Nella mostra che la Triennale di Milano dedica a Elio Fiorucci, i colori, gli oggetti e le provocazioni offrono una ricostruzione fedele delle diverse tappe della sua impresa, una vera e propria rivoluzione pacifica dello stile. Ed è la voce registrata dello stilista a guidarci attraverso i vari capitoli di questa storia. «Ho usato per primo certi colori, forse con una certa incoscienza, quando le scarpe erano per lo più marroni, e c’era quest’aria in giro triste e grigia».
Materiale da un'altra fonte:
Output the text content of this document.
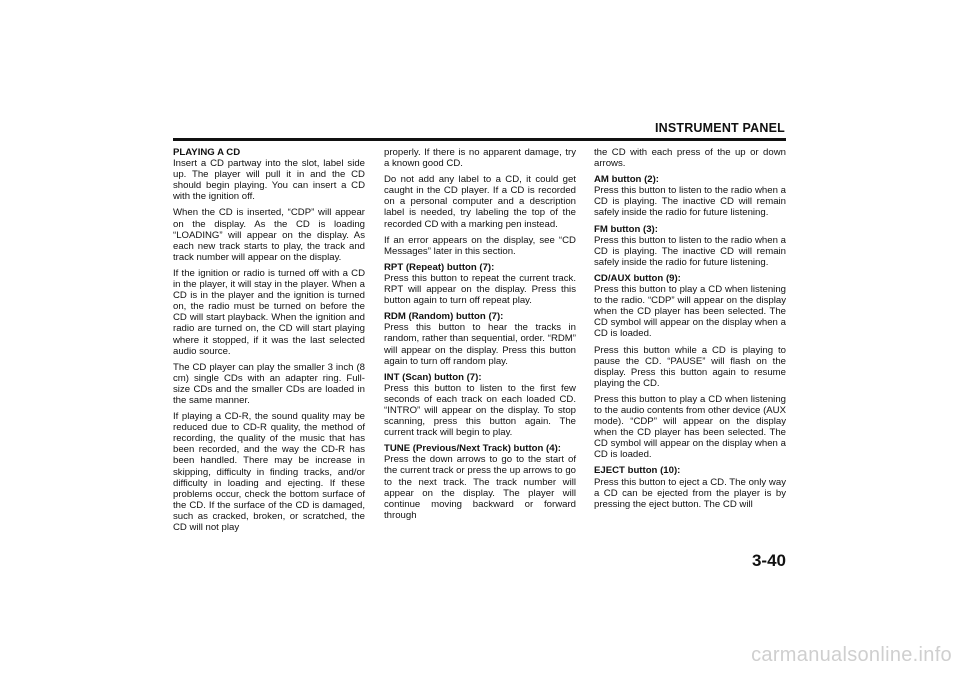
INSTRUMENT PANEL

PLAYING A CD
Insert a CD partway into the slot, label side up. The player will pull it in and the CD should begin playing. You can insert a CD with the ignition off.

When the CD is inserted, “CDP” will appear on the display. As the CD is loading “LOADING” will appear on the display. As each new track starts to play, the track and track number will appear on the display.

If the ignition or radio is turned off with a CD in the player, it will stay in the player. When a CD is in the player and the ignition is turned on, the radio must be turned on before the CD will start playback. When the ignition and radio are turned on, the CD will start playing where it stopped, if it was the last selected audio source.

The CD player can play the smaller 3 inch (8 cm) single CDs with an adapter ring. Full-size CDs and the smaller CDs are loaded in the same manner.

If playing a CD-R, the sound quality may be reduced due to CD-R quality, the method of recording, the quality of the music that has been recorded, and the way the CD-R has been handled. There may be increase in skipping, difficulty in finding tracks, and/or difficulty in loading and ejecting. If these problems occur, check the bottom surface of the CD. If the surface of the CD is damaged, such as cracked, broken, or scratched, the CD will not play

properly. If there is no apparent damage, try a known good CD.

Do not add any label to a CD, it could get caught in the CD player. If a CD is recorded on a personal computer and a description label is needed, try labeling the top of the recorded CD with a marking pen instead.

If an error appears on the display, see “CD Messages” later in this section.

RPT (Repeat) button (7):
Press this button to repeat the current track. RPT will appear on the display. Press this button again to turn off repeat play.

RDM (Random) button (7):
Press this button to hear the tracks in random, rather than sequential, order. “RDM” will appear on the display. Press this button again to turn off random play.

INT (Scan) button (7):
Press this button to listen to the first few seconds of each track on each loaded CD. “INTRO” will appear on the display. To stop scanning, press this button again. The current track will begin to play.

TUNE (Previous/Next Track) button (4):
Press the down arrows to go to the start of the current track or press the up arrows to go to the next track. The track number will appear on the display. The player will continue moving backward or forward through

the CD with each press of the up or down arrows.

AM button (2):
Press this button to listen to the radio when a CD is playing. The inactive CD will remain safely inside the radio for future listening.

FM button (3):
Press this button to listen to the radio when a CD is playing. The inactive CD will remain safely inside the radio for future listening.

CD/AUX button (9):
Press this button to play a CD when listening to the radio. “CDP” will appear on the display when the CD player has been selected. The CD symbol will appear on the display when a CD is loaded.

Press this button while a CD is playing to pause the CD. “PAUSE” will flash on the display. Press this button again to resume playing the CD.

Press this button to play a CD when listening to the audio contents from other device (AUX mode). “CDP” will appear on the display when the CD player has been selected. The CD symbol will appear on the display when a CD is loaded.

EJECT button (10):
Press this button to eject a CD. The only way a CD can be ejected from the player is by pressing the eject button. The CD will

3-40
carmanualsonline.info
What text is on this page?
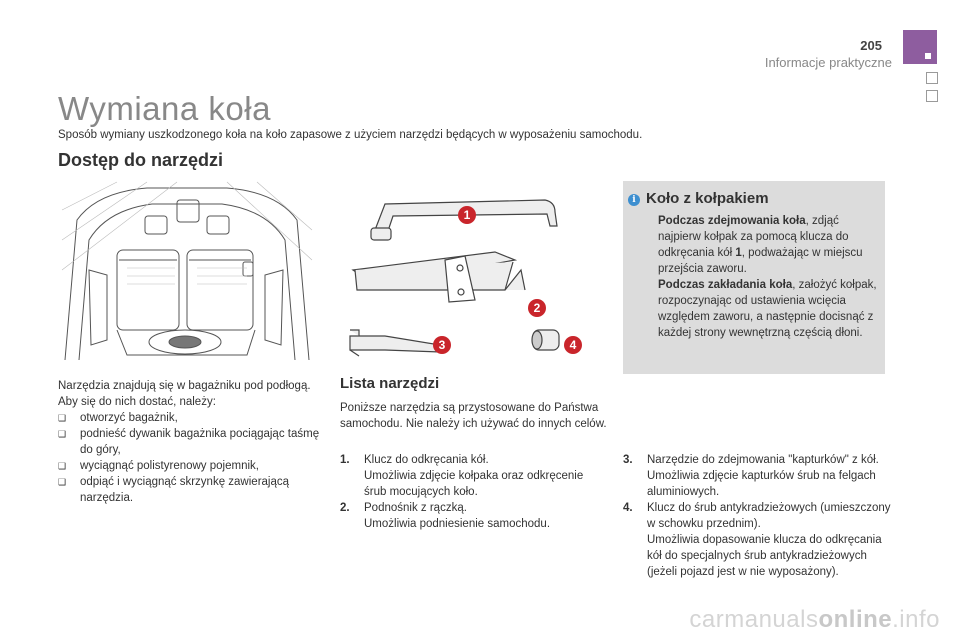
205
Informacje praktyczne
Wymiana koła
Sposób wymiany uszkodzonego koła na koło zapasowe z użyciem narzędzi będących w wyposażeniu samochodu.
Dostęp do narzędzi
1
2
3	4

Narzędzia znajdują się w bagażniku pod podłogą.

Aby się do nich dostać, należy:

❑	otworzyć bagażnik,
❑	podnieść dywanik bagażnika pociągając taśmę do góry,
❑	wyciągnąć polistyrenowy pojemnik,
❑	odpiąć i wyciągnąć skrzynkę zawierającą narzędzia.
Lista narzędzi
Poniższe narzędzia są przystosowane do Państwa samochodu. Nie należy ich używać do innych celów.
1. Klucz do odkręcania kół.
Umożliwia zdjęcie kołpaka oraz odkręcenie śrub mocujących koło.
2. Podnośnik z rączką.
Umożliwia podniesienie samochodu.
3. Narzędzie do zdejmowania "kapturków" z kół.
Umożliwia zdjęcie kapturków śrub na felgach aluminiowych.
4. Klucz do śrub antykradzieżowych (umieszczony w schowku przednim).
Umożliwia dopasowanie klucza do odkręcania kół do specjalnych śrub antykradzieżowych (jeżeli pojazd jest w nie wyposażony).
i Koło z kołpakiem

Podczas zdejmowania koła, zdjąć najpierw kołpak za pomocą klucza do odkręcania kół 1, podważając w miejscu przejścia zaworu.

Podczas zakładania koła, założyć kołpak, rozpoczynając od ustawienia wcięcia względem zaworu, a następnie docisnąć z każdej strony wewnętrzną częścią dłoni.

carmanualsonline.info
Già nel negozio di pantofole del padre, rimasto miracolosamente illeso dopo i bombardamenti sulla città, il giovane Elio medita di lasciare un segno luminoso in quella nebbia incombente. Ci vuole lo shock del suo primo viaggio a Londra nel 1965 per corroborare il motore creativo, prima semplicemente copiando quello che succedeva nella capitale swinging, immortalata da una celebre copertina del “Time”, e poi attraverso le energie dei vari collaboratori scelti nelle migliori fucine del giovane e già promettente design milanese, la creazione di quella che sarà «l’esperienza Fiorucci» dei suoi vari store, non solo a Milano, ma anche a New York, Los Angeles, Chicago. Senza dimenticare ovviamente Londra, con i suoi tre negozi.
A metà degli anni Sessanta, è da Biba, lo store di Barbara Hulanicki, che si radunano ragazzi e ragazze per vestirsi secondo la moda del momento: camicie colorate, minigonne, stivaletti, oggettistica e trucchi. È qui, dove i Beatles improvvisarono un concerto, che Fiorucci osserva e – non ne fa mistero – saccheggia liberamente le tendenze. «Raccattavo tutto quello che era interessante di Biba, o del Flea Market, riempivo dei valigioni enormi e venivo a Milano, per anni il negozio veniva rifornito solo in questo modo, non c’era produzione interna, poi dal 1971 abbiamo cominciato a mettere in piedi la produzione».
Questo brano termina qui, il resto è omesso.